The heart knows what the heart wants — in due time
August 13, 2012 5:18PM
Updated: September 15, 2012 6:07AM
Sari and Kevin were engaged when she was “a very young 19.”
“I truly loved him, but a few months prior to wedding, I got cold feet. I just thought I was too young. There was no one else involved.”
They were living together at the time, and Sari went home and told Kevin she couldn’t marry him.
“Instead of postponing the event, I moved out. Why didn’t I suggest postponing it? I don’t know.”
The break was clean and final.
When Sari was 24, she married “out of obligation.” She was pregnant. She remembers saying to her father, as she walked down the aisle, “Well, here I go.”
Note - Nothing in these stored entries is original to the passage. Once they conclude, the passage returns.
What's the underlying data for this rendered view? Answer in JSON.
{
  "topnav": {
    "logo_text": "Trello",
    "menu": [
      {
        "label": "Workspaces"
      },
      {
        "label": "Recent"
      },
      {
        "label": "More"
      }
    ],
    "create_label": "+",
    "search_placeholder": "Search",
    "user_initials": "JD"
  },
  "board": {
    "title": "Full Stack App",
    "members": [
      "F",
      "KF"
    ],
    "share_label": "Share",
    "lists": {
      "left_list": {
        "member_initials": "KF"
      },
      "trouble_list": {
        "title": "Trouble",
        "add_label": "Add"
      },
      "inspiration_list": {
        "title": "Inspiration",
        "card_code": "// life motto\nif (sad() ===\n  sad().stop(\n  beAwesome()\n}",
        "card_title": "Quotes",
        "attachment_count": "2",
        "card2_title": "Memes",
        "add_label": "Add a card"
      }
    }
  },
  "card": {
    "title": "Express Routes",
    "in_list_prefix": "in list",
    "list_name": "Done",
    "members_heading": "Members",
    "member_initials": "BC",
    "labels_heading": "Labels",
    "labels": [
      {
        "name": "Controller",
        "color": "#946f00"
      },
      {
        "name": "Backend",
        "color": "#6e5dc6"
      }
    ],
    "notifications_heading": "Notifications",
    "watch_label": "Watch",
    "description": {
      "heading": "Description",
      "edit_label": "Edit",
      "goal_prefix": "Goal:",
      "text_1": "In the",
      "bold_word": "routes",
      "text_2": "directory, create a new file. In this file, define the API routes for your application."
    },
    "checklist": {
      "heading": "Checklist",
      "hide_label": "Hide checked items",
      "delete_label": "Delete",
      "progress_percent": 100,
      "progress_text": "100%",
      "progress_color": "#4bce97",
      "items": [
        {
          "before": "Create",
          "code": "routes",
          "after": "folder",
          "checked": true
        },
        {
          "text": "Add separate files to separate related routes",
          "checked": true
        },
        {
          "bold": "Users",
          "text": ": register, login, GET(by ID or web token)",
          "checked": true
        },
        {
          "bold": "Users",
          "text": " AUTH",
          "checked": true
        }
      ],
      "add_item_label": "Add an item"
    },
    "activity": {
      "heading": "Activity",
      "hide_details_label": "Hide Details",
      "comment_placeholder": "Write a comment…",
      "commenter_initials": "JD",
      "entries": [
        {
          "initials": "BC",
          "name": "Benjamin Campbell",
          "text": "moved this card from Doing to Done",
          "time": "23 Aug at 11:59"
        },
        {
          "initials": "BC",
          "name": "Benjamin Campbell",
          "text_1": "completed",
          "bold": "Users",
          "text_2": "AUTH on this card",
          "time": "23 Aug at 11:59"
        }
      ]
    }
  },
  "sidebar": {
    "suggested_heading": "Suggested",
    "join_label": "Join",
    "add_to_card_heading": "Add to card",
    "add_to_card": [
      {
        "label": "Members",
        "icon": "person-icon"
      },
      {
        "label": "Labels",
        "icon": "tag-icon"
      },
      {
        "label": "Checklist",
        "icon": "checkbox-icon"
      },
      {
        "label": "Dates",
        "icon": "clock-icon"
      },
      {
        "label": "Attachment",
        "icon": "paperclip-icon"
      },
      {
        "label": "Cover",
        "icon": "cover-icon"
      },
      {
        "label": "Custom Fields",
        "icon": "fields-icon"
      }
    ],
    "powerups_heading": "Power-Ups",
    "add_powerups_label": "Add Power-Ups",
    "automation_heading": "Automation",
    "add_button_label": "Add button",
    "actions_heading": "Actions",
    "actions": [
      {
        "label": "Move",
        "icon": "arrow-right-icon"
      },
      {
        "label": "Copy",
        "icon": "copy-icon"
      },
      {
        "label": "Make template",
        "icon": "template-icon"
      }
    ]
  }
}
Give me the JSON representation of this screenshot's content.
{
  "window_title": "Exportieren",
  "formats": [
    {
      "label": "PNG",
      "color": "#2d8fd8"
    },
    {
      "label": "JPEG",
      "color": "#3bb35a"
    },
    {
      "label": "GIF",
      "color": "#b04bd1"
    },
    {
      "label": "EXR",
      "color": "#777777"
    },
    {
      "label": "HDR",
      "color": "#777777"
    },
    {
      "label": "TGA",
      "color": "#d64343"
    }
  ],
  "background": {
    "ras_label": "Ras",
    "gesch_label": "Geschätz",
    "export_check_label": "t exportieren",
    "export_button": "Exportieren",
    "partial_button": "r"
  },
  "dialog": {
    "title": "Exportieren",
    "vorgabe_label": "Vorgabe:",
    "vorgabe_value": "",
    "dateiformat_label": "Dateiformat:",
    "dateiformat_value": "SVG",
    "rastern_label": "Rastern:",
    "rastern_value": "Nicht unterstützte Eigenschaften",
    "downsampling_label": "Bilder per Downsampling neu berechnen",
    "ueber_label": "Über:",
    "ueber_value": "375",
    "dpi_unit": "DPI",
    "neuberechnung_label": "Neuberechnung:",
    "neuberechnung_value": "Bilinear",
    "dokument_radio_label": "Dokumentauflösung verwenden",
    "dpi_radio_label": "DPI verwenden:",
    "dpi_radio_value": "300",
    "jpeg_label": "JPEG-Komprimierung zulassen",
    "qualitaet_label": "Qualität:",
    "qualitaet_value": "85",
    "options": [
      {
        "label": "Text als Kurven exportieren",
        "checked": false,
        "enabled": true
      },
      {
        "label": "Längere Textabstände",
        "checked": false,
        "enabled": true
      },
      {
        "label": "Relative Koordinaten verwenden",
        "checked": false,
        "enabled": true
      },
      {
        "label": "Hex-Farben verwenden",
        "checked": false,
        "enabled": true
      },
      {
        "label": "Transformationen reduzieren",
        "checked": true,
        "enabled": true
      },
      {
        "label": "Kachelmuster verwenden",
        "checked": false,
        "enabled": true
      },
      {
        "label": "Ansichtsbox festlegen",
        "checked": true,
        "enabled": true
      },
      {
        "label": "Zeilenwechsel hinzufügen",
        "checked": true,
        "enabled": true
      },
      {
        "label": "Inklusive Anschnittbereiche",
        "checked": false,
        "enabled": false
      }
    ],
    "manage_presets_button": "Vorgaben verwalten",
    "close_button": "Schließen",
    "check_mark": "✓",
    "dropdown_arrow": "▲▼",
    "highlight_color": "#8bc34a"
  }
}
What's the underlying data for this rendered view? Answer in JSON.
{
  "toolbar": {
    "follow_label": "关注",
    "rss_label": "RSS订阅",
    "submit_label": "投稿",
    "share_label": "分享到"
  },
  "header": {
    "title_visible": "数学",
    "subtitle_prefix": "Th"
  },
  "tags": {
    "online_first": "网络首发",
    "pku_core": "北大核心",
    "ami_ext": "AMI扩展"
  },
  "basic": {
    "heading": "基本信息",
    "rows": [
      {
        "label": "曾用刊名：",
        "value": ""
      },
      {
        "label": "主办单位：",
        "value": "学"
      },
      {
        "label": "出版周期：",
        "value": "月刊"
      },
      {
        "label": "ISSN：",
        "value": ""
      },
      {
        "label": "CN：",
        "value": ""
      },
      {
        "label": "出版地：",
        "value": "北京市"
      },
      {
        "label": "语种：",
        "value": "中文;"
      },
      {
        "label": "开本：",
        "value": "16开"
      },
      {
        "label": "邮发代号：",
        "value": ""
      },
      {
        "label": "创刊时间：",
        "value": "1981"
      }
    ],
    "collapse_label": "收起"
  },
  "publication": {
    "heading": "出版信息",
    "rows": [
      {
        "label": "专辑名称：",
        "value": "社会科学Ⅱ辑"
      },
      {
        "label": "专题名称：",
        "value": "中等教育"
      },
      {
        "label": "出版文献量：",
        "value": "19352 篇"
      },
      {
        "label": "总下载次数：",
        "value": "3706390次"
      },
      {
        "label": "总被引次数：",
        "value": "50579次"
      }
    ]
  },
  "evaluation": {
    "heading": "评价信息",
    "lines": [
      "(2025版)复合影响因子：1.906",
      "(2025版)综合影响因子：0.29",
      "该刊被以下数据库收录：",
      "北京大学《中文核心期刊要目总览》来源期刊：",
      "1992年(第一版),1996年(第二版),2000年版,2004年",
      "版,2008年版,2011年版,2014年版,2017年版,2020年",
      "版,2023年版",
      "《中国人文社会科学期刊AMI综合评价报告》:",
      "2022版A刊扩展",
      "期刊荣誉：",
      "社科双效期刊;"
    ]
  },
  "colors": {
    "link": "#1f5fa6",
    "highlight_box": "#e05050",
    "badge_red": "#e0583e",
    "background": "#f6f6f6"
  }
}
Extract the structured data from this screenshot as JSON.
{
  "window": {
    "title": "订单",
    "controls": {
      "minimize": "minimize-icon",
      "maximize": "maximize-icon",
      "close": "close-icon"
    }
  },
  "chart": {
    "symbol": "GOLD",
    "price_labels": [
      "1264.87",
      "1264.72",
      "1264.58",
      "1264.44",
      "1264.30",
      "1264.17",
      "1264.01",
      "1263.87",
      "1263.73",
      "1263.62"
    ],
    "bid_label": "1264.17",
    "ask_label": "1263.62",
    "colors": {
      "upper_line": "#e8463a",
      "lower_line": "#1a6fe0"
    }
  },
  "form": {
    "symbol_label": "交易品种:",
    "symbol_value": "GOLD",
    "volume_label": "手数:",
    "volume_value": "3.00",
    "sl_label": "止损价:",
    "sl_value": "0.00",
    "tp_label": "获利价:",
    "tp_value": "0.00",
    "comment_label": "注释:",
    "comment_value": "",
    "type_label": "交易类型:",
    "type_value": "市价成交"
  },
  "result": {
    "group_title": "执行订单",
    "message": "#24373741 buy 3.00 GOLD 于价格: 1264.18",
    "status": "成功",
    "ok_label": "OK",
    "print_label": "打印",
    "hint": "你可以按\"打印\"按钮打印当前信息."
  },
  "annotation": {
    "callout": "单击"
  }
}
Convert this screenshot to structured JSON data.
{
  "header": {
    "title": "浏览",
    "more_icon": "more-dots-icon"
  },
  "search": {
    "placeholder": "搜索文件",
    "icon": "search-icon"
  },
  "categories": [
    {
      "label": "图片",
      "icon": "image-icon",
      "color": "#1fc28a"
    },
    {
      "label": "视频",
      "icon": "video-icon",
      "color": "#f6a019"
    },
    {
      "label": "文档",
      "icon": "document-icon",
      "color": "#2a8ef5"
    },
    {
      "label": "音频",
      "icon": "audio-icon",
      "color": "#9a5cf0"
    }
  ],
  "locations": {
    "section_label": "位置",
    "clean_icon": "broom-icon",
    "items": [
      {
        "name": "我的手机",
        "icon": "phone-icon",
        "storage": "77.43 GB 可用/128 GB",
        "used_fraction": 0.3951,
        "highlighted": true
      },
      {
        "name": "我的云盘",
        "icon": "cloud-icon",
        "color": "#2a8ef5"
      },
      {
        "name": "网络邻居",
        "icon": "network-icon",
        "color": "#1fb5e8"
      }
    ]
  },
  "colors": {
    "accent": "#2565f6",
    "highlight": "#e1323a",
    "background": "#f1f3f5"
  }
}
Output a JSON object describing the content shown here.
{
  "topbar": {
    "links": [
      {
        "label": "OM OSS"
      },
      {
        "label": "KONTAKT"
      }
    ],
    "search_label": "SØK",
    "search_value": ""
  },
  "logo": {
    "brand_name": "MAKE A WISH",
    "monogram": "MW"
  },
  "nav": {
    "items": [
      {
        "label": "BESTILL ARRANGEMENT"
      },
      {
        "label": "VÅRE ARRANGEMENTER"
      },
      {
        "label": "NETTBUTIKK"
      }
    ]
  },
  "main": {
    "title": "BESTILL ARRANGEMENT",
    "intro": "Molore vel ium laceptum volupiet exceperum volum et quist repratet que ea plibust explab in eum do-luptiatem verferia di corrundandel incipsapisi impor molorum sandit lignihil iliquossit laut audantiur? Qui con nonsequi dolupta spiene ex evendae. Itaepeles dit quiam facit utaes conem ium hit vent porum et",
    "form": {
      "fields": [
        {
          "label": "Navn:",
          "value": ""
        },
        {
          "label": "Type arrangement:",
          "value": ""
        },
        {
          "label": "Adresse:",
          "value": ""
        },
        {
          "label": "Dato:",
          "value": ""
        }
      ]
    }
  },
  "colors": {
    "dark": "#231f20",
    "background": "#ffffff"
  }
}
“I was just going through the motions.”
The marriage lasted 10 years and produced three children.
Sari married “out of obligation” the second time, too. “As if I didn’t learn the first time. We’d been living together for five years, and it seemed like the thing to do. Once again, seconds before walking down the aisle, I said to my father, ‘Well, here I go.’ ”
Sari would occasionally run into Kevin’s family. She would ask how they were, but she never asked about Kevin. “I always felt bad about leaving. I’m sure he was devastated. Our friends would ask me what happened to him, but I didn’t know. Someone told me he moved to Indiana and got married.”
Over the years, Sari would talk about Kevin to her children. She once went to a fortuneteller who told her, “You think about a Kevin quite often.”
“I was shocked because I had never told anyone how much I thought of him or even how much I regretted leaving him. I had too much pride. But she was right. I would always wonder, ‘Whatever happened to Kevin?’ ”
Twenty-nine years after Sari broke her engagement and two divorces later, she was on Facebook when she received a friend request. She had no idea who it could be. “I thought, all my friends are already here.”
She clicked — it was Kevin.
“I responded with a message. A ‘Wow! How-are-you’ kind of thing.”
Kevin told Sari he had also been married and divorced twice and also had three children.
They messaged back and forth every day from December 2011 to February 2012. “It was extremely easy to communicate with him. The messages got longer and longer.” He was living several hours away and asked her to visit him on Valentine’s Day.
“We were both extremely nervous. But after a few minutes, it was like we had never been apart. He had bought me a beautiful bouquet of flowers, a box of chocolate and card. We went to a very nice restaurant for dinner, and it was so comfortable.
“And there it was — the feeling that I’d had 29 years ago. I realized he had always had my heart.”
Sari and Kevin are getting married. When she introduced him to her oldest daughter, the daughter said to him, “So you’re the Kevin my mom always talked about.”
“I know now that you can’t learn to love someone. Never marry out of obligation. I loved Kevin then, and I love him even more now. When he tells me he loves me, I tell him I love you more. He says it’s not possible.”